Alberto Giacometti. Femme-cuillère, 1926/1927. Kunsthaus Zürich, Alberto Giacometti-Stiftung, 1965 © Succession Alberto Giacometti / 2026, ProLitteris, ZurichPhoto N. Sikorsky

Comme toujours, je cherchais dans les salles du musée zurichois un « accent russe ». La Russie n’est pas présente dans la biographie de Giacometti, mais elle semble le « rattraper » dans un sens, à travers Dostoïevski, à travers l’avant-garde, à travers cette même concentration douloureuse sur l’existence humaine, si fragile et vulnérable, ainsi que par la présence de son œuvre dans les musées et les projets d’exposition en Russie. Et encore une observation très personnelle. Regardez encore une fois l’« Autoportrait » du jeune artiste de 20 ans, peint en 1921, et le « Buste de Diego » (1954), qui immortalise le frère cadet de l’artiste, son plus proche collaborateur et son modèle principal, dont le visage Alberto a peint et sculpté pendant des décennies, transformant un portrait privé en une recherche universelle de la présence humaine. Ne remarquez-vous pas la ressemblance avec Vsevolod Meyerhold, cet éminent metteur en scène russe qui a d’abord été d'abord fusillé le 2 février 1940 après trois semaines de tortures, et pour lequel un timbre a également été émis en 2024, à l'occasion du 150e anniversaire de sa naissance ? La même chevelure, le même nez imposant, le même regard pensif…

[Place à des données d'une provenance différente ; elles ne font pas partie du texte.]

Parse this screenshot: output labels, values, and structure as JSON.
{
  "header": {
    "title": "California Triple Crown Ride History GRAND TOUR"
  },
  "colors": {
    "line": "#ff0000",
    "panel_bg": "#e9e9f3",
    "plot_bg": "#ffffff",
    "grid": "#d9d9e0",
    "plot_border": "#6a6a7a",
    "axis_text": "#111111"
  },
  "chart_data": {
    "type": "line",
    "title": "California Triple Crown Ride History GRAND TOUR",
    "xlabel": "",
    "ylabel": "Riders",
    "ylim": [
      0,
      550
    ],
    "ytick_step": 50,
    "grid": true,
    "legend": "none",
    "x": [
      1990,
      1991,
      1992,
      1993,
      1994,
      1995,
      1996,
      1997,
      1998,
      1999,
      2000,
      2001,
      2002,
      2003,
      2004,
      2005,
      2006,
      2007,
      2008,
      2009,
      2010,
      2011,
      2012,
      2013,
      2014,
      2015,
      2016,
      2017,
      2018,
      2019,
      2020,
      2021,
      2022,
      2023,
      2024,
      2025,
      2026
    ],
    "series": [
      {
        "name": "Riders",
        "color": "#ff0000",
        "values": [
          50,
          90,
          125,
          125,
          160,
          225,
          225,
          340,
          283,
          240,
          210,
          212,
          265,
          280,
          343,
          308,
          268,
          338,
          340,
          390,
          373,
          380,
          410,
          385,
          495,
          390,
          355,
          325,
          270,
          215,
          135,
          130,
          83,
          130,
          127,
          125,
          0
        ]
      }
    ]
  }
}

Alberto Giacometti. Buste de Diego, 1954. Kunsthaus Zürich, Alberto Giacometti-Stiftung, don de Bruno et Odette Giacometti, 2006 © Succession Alberto Giacometti / 2026, ProLitteris, Zurich Photo N. Sikorsky
Timbre de la Poste russe à l'occasion du 150e anniversaire de la naissance de V.E. Meyerhold (1874-1940)
Timbre de la Poste russe à l'occasion du 150e anniversaire de la naissance de V.E. Meyerhold (1874-1940)

Если будете в Цюрихе, обязательно посетите выставку! Как здорово, что отныне творчество Джакометти займёт ещё более значительное место в новом здании музея — в соответствии с его исключительным значением для Kunsthaus Zürich и для Швейцарии.